1-Electronics-manufacturad IC ,RAM,MRAM,solar panel etc
2-Helth and Medical-Nanomedicine,Drug Dilivery for cancer treatment etc
3- Atomobile -MEMS, Coating on car etc.
and may other field for details you can check at Google
Azam
anybody can imagine what will be happen after 100 years from now in nano tech world
Prasenjit
after 100 year this will be not nanotechnology maybe this technology name will be change .

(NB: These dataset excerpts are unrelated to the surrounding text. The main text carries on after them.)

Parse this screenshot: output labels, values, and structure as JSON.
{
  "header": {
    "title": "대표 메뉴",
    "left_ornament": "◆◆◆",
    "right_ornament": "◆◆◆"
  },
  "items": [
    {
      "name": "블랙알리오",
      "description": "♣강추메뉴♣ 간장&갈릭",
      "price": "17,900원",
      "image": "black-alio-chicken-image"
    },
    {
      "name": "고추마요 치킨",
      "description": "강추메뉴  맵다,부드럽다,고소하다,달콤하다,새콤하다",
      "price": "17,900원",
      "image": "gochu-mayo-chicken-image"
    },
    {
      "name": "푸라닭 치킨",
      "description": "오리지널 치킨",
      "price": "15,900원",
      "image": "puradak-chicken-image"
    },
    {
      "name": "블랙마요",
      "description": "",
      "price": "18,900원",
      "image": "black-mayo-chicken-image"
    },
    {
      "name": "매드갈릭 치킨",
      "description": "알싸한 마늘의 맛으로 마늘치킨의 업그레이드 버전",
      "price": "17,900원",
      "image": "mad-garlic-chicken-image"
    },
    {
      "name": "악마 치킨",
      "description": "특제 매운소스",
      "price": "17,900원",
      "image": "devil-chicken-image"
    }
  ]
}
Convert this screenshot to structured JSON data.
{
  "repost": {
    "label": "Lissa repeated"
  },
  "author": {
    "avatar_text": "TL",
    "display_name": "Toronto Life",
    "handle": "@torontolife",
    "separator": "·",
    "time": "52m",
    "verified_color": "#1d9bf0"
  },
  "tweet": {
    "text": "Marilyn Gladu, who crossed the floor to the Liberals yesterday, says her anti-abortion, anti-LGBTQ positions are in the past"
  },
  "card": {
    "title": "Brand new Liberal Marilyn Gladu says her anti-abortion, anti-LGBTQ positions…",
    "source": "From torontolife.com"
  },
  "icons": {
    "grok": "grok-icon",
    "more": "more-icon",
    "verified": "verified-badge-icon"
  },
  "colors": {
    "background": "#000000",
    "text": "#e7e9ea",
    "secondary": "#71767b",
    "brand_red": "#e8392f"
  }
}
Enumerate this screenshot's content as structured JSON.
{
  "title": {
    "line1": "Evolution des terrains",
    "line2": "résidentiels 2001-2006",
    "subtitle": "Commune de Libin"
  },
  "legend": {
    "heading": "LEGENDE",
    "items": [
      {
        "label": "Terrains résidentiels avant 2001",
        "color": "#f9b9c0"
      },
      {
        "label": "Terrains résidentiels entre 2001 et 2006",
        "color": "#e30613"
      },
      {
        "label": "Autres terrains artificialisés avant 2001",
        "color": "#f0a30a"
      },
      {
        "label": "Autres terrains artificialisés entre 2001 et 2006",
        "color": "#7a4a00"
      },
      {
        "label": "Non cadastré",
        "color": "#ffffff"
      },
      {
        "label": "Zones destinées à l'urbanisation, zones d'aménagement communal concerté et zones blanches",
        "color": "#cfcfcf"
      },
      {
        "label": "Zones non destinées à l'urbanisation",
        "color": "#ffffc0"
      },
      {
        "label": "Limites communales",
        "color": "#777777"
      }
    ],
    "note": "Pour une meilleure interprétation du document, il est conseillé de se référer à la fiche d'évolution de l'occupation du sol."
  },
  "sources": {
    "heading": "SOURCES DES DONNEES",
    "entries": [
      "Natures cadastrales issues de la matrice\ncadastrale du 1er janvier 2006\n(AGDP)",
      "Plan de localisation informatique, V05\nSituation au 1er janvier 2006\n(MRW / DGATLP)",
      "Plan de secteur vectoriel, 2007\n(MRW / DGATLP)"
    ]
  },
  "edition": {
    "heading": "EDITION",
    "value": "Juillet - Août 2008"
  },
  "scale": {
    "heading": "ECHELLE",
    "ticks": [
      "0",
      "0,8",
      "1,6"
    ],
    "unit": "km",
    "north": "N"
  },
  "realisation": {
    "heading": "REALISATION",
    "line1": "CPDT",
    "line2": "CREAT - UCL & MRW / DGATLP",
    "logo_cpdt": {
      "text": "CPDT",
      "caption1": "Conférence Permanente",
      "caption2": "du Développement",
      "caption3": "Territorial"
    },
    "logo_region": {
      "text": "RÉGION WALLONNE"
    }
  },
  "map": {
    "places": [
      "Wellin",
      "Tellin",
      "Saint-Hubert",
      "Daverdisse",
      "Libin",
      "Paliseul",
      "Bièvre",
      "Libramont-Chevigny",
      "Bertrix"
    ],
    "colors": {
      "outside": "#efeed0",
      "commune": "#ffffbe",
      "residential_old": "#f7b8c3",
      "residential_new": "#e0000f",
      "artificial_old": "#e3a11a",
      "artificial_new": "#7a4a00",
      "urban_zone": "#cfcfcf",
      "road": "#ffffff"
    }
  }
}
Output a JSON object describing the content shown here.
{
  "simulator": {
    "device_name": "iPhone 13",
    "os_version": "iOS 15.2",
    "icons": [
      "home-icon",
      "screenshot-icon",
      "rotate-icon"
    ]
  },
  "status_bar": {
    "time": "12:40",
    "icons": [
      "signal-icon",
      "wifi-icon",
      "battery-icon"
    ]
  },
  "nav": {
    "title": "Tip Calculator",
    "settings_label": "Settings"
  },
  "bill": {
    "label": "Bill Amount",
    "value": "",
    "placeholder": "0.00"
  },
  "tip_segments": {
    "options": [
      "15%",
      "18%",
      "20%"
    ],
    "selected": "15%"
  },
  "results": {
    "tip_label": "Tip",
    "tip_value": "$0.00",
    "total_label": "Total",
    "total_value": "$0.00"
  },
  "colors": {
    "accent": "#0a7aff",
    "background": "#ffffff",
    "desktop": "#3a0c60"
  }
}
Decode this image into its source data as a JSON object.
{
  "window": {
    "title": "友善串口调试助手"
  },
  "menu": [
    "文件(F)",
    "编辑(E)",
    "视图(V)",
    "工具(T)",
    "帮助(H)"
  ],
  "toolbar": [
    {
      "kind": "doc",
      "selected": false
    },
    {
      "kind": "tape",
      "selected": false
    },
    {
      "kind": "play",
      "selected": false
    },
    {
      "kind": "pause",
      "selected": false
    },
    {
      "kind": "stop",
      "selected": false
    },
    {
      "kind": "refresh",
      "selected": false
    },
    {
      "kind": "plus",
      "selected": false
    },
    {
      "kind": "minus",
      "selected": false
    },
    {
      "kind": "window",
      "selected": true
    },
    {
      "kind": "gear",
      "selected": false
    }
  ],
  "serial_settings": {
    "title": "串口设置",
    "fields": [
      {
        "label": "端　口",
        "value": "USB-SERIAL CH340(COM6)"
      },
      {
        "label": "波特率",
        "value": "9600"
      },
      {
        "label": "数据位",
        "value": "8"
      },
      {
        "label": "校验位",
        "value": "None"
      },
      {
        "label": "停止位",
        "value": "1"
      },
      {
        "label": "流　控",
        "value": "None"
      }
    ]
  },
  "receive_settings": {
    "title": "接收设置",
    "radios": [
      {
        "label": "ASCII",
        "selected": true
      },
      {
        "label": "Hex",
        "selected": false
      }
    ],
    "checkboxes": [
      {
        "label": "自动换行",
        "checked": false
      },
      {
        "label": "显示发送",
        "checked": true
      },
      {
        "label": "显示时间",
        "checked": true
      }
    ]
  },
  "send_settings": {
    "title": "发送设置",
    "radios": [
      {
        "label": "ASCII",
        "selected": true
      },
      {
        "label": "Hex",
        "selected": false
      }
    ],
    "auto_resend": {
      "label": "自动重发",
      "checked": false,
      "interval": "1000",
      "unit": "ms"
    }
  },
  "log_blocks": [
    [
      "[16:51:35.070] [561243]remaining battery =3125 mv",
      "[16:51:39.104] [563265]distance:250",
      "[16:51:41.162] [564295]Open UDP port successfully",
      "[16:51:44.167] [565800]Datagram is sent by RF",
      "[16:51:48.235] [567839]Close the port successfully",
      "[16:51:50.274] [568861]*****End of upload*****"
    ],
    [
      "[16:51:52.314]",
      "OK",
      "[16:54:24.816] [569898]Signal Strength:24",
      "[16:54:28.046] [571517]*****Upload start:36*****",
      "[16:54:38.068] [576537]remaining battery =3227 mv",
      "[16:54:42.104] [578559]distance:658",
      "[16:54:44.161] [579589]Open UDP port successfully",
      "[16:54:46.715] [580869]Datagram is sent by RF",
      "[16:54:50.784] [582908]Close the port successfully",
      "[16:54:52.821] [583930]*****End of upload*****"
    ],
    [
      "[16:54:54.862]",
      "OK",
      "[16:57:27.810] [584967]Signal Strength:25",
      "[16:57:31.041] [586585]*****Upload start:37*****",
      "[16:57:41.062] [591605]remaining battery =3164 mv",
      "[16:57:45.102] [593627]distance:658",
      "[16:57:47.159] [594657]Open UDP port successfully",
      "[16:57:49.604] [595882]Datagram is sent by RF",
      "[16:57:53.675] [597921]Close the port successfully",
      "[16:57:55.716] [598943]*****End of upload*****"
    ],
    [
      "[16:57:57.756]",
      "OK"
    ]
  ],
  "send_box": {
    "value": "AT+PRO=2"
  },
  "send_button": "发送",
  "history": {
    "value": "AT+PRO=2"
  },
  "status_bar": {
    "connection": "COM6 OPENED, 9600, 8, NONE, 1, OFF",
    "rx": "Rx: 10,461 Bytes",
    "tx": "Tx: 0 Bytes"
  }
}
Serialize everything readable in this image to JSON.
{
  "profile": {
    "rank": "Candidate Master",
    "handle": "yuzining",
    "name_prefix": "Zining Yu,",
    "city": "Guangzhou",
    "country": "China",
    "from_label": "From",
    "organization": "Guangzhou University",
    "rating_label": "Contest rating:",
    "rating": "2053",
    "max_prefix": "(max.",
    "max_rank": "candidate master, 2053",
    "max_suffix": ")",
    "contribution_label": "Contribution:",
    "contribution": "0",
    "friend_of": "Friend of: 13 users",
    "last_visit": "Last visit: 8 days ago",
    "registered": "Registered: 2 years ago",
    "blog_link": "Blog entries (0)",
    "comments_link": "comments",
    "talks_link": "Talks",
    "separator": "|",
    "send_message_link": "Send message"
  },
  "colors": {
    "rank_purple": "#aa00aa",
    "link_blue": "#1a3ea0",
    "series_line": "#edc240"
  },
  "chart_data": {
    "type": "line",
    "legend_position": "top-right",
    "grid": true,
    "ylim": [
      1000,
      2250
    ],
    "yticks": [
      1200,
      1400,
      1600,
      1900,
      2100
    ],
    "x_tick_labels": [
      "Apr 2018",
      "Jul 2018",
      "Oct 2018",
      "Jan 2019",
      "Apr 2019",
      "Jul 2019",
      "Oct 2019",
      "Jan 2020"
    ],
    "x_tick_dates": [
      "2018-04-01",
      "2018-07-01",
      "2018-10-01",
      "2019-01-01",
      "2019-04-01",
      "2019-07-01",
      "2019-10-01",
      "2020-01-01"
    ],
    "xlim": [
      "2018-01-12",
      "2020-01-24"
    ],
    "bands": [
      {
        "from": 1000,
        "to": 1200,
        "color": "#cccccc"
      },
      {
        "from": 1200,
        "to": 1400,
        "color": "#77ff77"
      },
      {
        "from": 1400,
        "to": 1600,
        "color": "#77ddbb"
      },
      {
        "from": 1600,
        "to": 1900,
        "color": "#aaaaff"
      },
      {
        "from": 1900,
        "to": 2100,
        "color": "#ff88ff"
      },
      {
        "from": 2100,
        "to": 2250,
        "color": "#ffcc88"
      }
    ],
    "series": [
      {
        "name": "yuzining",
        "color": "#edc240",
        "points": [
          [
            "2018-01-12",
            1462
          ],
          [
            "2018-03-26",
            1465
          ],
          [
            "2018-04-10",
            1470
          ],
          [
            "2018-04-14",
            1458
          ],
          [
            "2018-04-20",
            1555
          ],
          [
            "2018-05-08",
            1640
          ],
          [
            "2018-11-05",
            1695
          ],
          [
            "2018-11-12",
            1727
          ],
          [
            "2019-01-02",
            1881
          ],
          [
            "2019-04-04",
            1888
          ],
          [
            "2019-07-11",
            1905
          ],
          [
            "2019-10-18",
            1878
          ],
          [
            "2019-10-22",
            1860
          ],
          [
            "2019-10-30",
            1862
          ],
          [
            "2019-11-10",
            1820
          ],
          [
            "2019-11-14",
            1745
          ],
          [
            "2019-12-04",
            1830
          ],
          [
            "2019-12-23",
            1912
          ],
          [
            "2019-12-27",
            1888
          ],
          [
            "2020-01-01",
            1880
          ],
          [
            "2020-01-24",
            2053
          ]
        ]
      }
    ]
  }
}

maybe aftet 100 year . we work on electron lable practically about its properties and behaviour by the different instruments
Azam
name doesn't matter , whatever it will be change... I'm taking about effect on circumstances of the microscopic world
Prasenjit
how hard could it be to apply nanotechnology against viral infections such HIV or Ebola?
Damian
silver nanoparticles could handle the job?
Damian
not now but maybe in future only AgNP maybe any other nanomaterials
Azam
Hello
Uday
I'm interested in Nanotube
Uday
this technology will not going on for the long time , so I'm thinking about femtotechnology 10^-15
Prasenjit
can nanotechnology change the direction of the face of the world
At high concentrations (>0.01 M), the relation between absorptivity coefficient and absorbance is no longer linear. This is due to the electrostatic interactions between the quantum dots in close proximity. If the concentration of the solution is high, another effect that is seen is the scattering of light from the large number of quantum dots. This assumption only works at low concentrations of the analyte. Presence of stray light.